Sejumlah pihak terus menyuarakan pemboikotan produk Israel dan perusahaan yang dilaporkan menyokong Israel. Hal ini dilakukan karena Israel terus mengintensifkan serangannya ke wilayah Jalur Gaza, yang menewaskan banyak warga sipil. Efektifkah pemboikotan yang dilakukan untuk menekan Israel?
KRAKATOA.ID, JAKARTA (VOA) — Majelis Ulama Indonesia (MUI) Jumat lalu (10/11) mengeluarkan fatwa terbaru Nomor 83 Tahun 2023 tentang Hukum Dukungan terhadap Perjuangan Palestina.
Ketua MUI Bidang Fatwa Asrorun Niam Sholeh mengatakan mendukung perjuangan kemerdekaan Palestina atas agresi Israel hukumnya wajib. Sebaliknya, mendukung agresi Israel haram.
“Upaya mendukung agresi Israel atau membantu orang yang mendukung agresi Israel terhadap Palestina hukumnya haram. Karena itu MUI merekomendasikan kepada masyarakat Muslim untuk menghindari semaksimal mungkin bermuamalah, seperti transaksi jual beli dengan pelaku usaha yang secara nyata memberi dukungan terhadap agresi dan juga aktivitas zionis Israel,” kata Asrorun.

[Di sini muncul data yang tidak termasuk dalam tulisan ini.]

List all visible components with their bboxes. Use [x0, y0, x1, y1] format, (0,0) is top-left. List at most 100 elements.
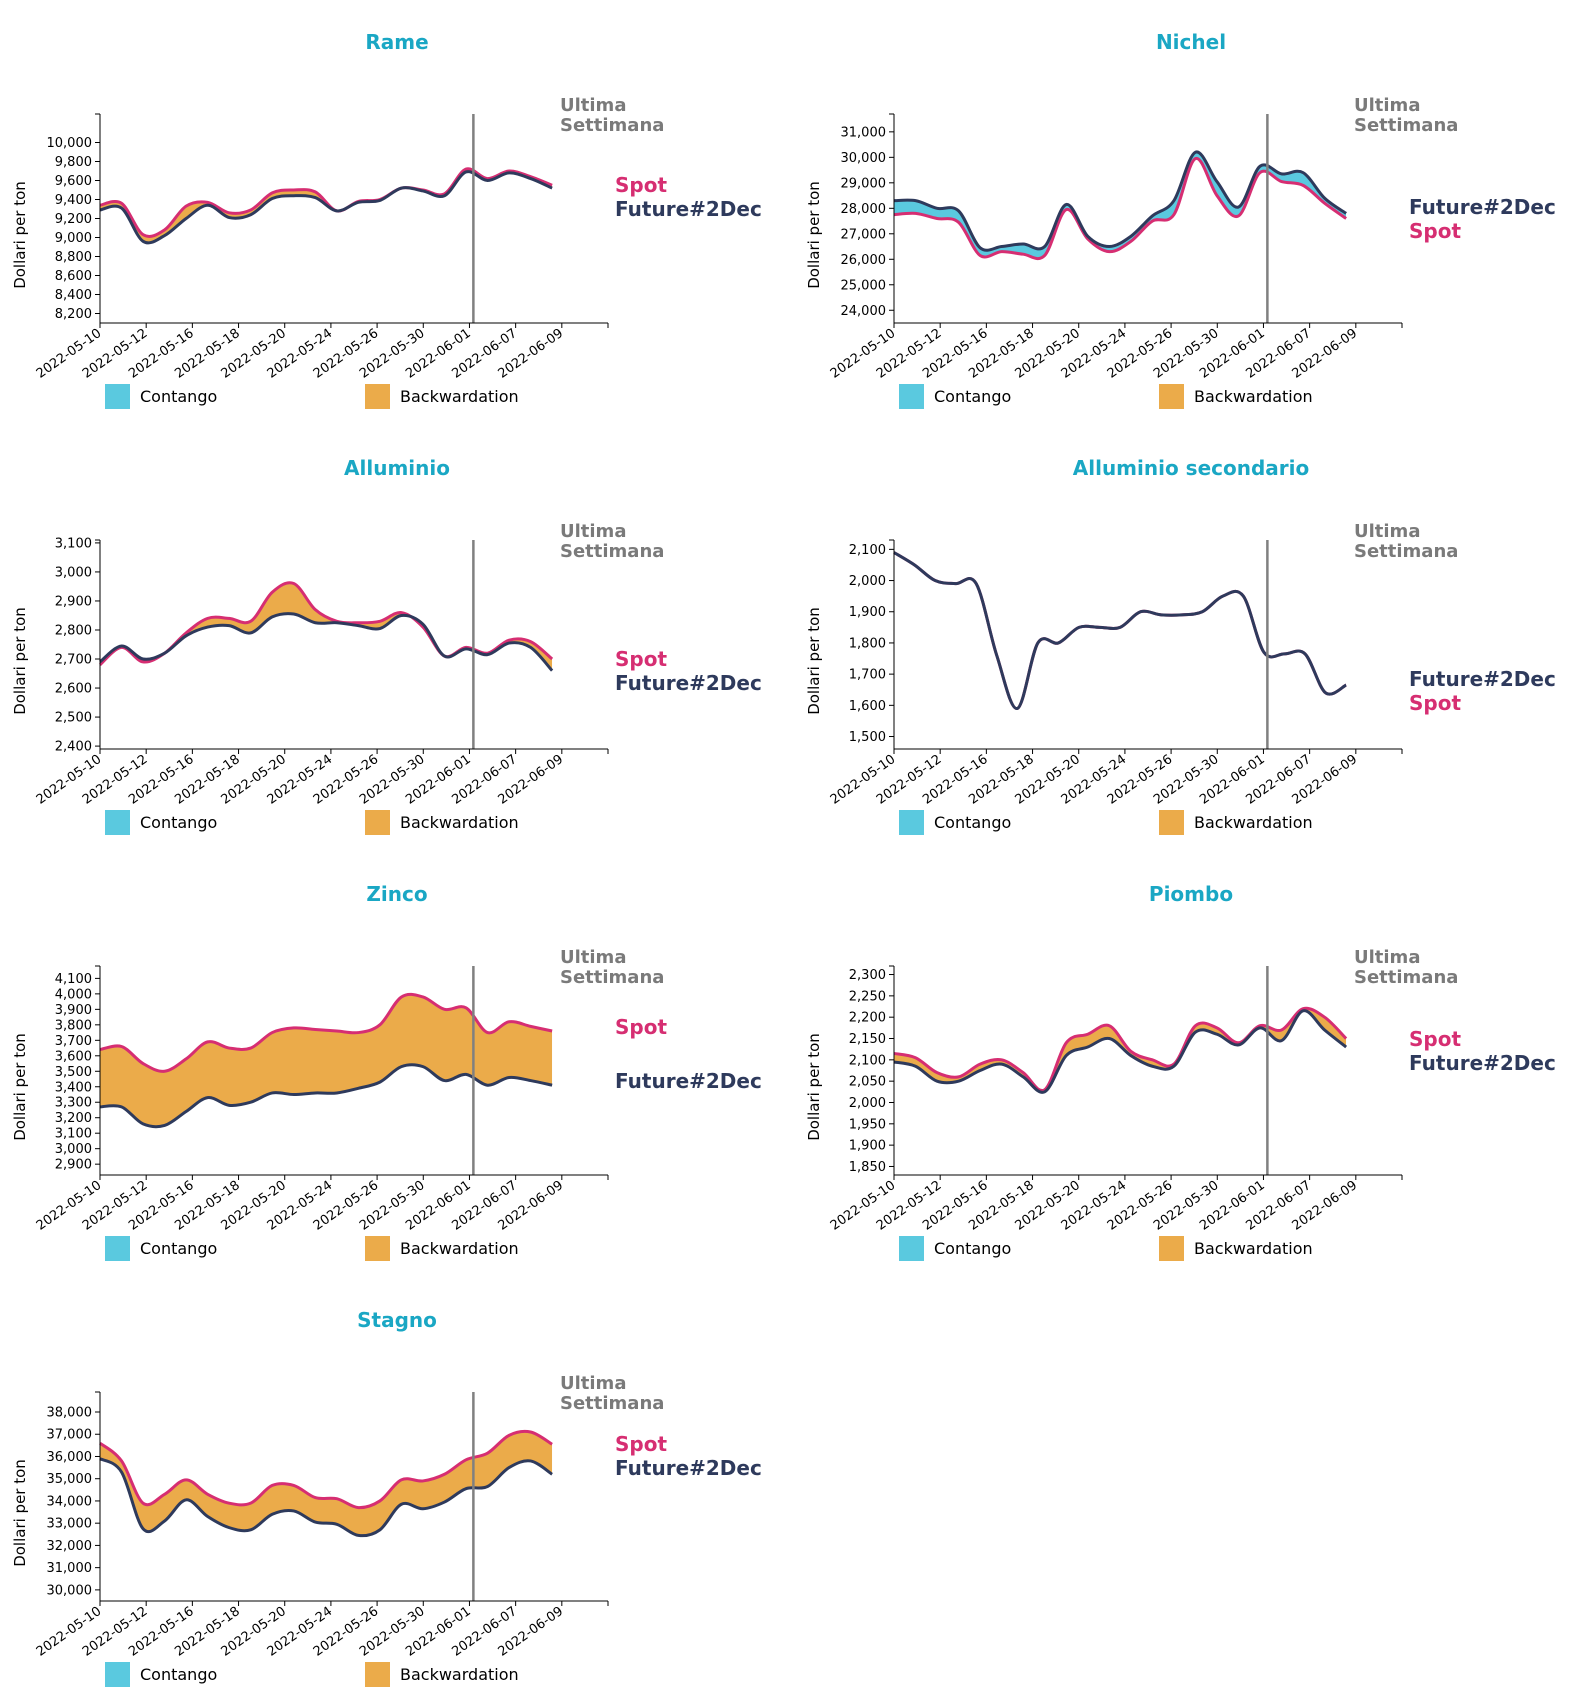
last-week-label-line1: Ultima [560, 1373, 627, 1394]
y-tick-label: 31,000 [841, 125, 887, 140]
legend-swatch [105, 383, 130, 409]
chart-title: Piombo [1148, 882, 1234, 906]
legend-label: Contango [140, 1664, 218, 1684]
chart-panel: Piombo Dollari per ton 1,850 1,900 1,950 2,00… [794, 852, 1588, 1278]
y-tick-label: 2,000 [849, 1096, 886, 1111]
y-tick-label: 2,700 [55, 653, 92, 668]
y-tick-label: 28,000 [841, 202, 887, 217]
spot-series-line [99, 1429, 553, 1510]
y-tick-label: 3,500 [55, 1065, 92, 1080]
backwardation-area [100, 168, 553, 243]
future-series-label: Future#2Dec [615, 197, 762, 222]
spot-series-label: Spot [615, 647, 668, 671]
chart-legend: Contango Backwardation [105, 383, 625, 409]
y-tick-label: 2,400 [55, 740, 92, 755]
y-tick-label: 9,400 [55, 193, 92, 208]
chart-panel: Stagno Dollari per ton 30,000 31,000 32,000 3… [0, 1278, 794, 1704]
y-tick-label: 36,000 [47, 1450, 93, 1465]
y-tick-label: 3,900 [55, 1003, 92, 1018]
future-series-line [893, 551, 1347, 710]
chart-title: Alluminio secondario [1072, 456, 1310, 480]
chart-svg: 30,000 31,000 32,000 33,000 34,000 35,000 36,0… [34, 1391, 609, 1660]
y-tick-label: 1,600 [849, 699, 886, 714]
y-tick-label: 1,900 [849, 1139, 886, 1154]
chart-legend: Contango Backwardation [899, 809, 1419, 835]
spot-series-label: Spot [615, 1432, 668, 1457]
y-tick-label: 3,000 [55, 1142, 92, 1157]
y-tick-label: 4,000 [55, 987, 92, 1002]
spot-series-label: Spot [1409, 1026, 1462, 1051]
spot-series-label: Spot [1409, 691, 1462, 716]
spot-series-line [893, 157, 1347, 260]
last-week-label-line2: Settimana [560, 1393, 665, 1414]
chart-panel: Zinco Dollari per ton 2,900 3,000 3,100 3,200… [0, 852, 794, 1278]
last-week-label: Ultima Settimana [560, 522, 664, 562]
y-tick-label: 2,250 [849, 989, 886, 1004]
legend-backwardation: Backwardation [365, 383, 519, 409]
chart-title: Stagno [357, 1308, 437, 1332]
y-tick-label: 2,500 [55, 711, 92, 726]
y-tick-label: 9,800 [55, 155, 92, 170]
legend-label: Contango [140, 386, 218, 406]
last-week-label-line1: Ultima [560, 95, 627, 116]
legend-backwardation: Backwardation [1159, 809, 1313, 835]
y-tick-label: 2,100 [849, 1053, 886, 1068]
future-series-label: Future#2Dec [615, 671, 762, 695]
y-tick-label: 8,600 [55, 269, 92, 284]
legend-swatch [365, 1235, 390, 1261]
legend-swatch [105, 1661, 130, 1687]
y-tick-label: 2,000 [849, 574, 886, 589]
chart-svg: 2,400 2,500 2,600 2,700 2,800 2,900 3,000 3,100… [34, 536, 609, 808]
y-tick-label: 10,000 [47, 136, 93, 151]
y-tick-label: 8,200 [55, 307, 92, 322]
y-tick-label: 2,800 [55, 623, 92, 638]
future-series-label: Future#2Dec [1409, 195, 1556, 220]
y-tick-label: 3,400 [55, 1080, 92, 1095]
last-week-label-line2: Settimana [560, 541, 665, 562]
legend-label: Backwardation [1194, 812, 1313, 832]
last-week-label: Ultima Settimana [560, 96, 664, 136]
legend-label: Contango [934, 1238, 1012, 1258]
y-tick-label: 3,200 [55, 1111, 92, 1126]
legend-swatch [365, 809, 390, 835]
future-series-line [99, 612, 554, 672]
legend-swatch [1159, 383, 1184, 409]
legend-contango: Contango [105, 1235, 217, 1261]
y-tick-label: 32,000 [47, 1539, 93, 1554]
last-week-label: Ultima Settimana [560, 1374, 664, 1414]
legend-swatch [365, 1661, 390, 1687]
y-tick-label: 3,600 [55, 1049, 92, 1064]
chart-title: Nichel [1155, 30, 1227, 54]
legend-label: Backwardation [400, 812, 519, 832]
legend-contango: Contango [105, 383, 217, 409]
legend-backwardation: Backwardation [1159, 383, 1313, 409]
legend-swatch [899, 809, 924, 835]
y-tick-label: 31,000 [47, 1561, 93, 1576]
y-tick-label: 35,000 [47, 1472, 93, 1487]
backwardation-area [100, 1431, 553, 1536]
y-tick-label: 1,500 [849, 730, 886, 745]
spot-series-line [99, 992, 553, 1073]
legend-backwardation: Backwardation [365, 809, 519, 835]
legend-contango: Contango [899, 383, 1011, 409]
future-series-line [99, 1457, 553, 1538]
chart-title: Zinco [366, 882, 428, 906]
chart-legend: Contango Backwardation [105, 809, 625, 835]
spot-series-line [99, 167, 553, 238]
legend-label: Backwardation [1194, 1238, 1313, 1258]
chart-title: Rame [365, 30, 429, 54]
last-week-label-line1: Ultima [560, 521, 627, 542]
legend-backwardation: Backwardation [365, 1661, 519, 1687]
spot-series-label: Spot [615, 1015, 668, 1040]
legend-label: Contango [140, 812, 218, 832]
future-series-line [99, 1063, 553, 1129]
legend-swatch [105, 809, 130, 835]
y-tick-label: 3,100 [55, 536, 92, 551]
future-series-label: Future#2Dec [615, 1069, 762, 1094]
legend-swatch [899, 383, 924, 409]
last-week-label: Ultima Settimana [1354, 522, 1458, 562]
legend-contango: Contango [899, 809, 1011, 835]
chart-svg: 1,850 1,900 1,950 2,000 2,050 2,100 2,150 2,200… [828, 965, 1403, 1234]
y-tick-label: 8,400 [55, 288, 92, 303]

Komisi Fatwa ini juga merekomendasikan umat Islam di Indonesia untuk menghindari transaksi produk yang mendukung agresi Israel di Palestina atau terafiliasi dengan Israel. Meski demikian, MUI tidak memerinci nama-nama produk yang dimaksud.
Menurut Niam, dukungan pada Palestina dapat berupa distribusi zakat, infak, maupun sedekah untuk kepentingan perjuangan rakyat Palestina.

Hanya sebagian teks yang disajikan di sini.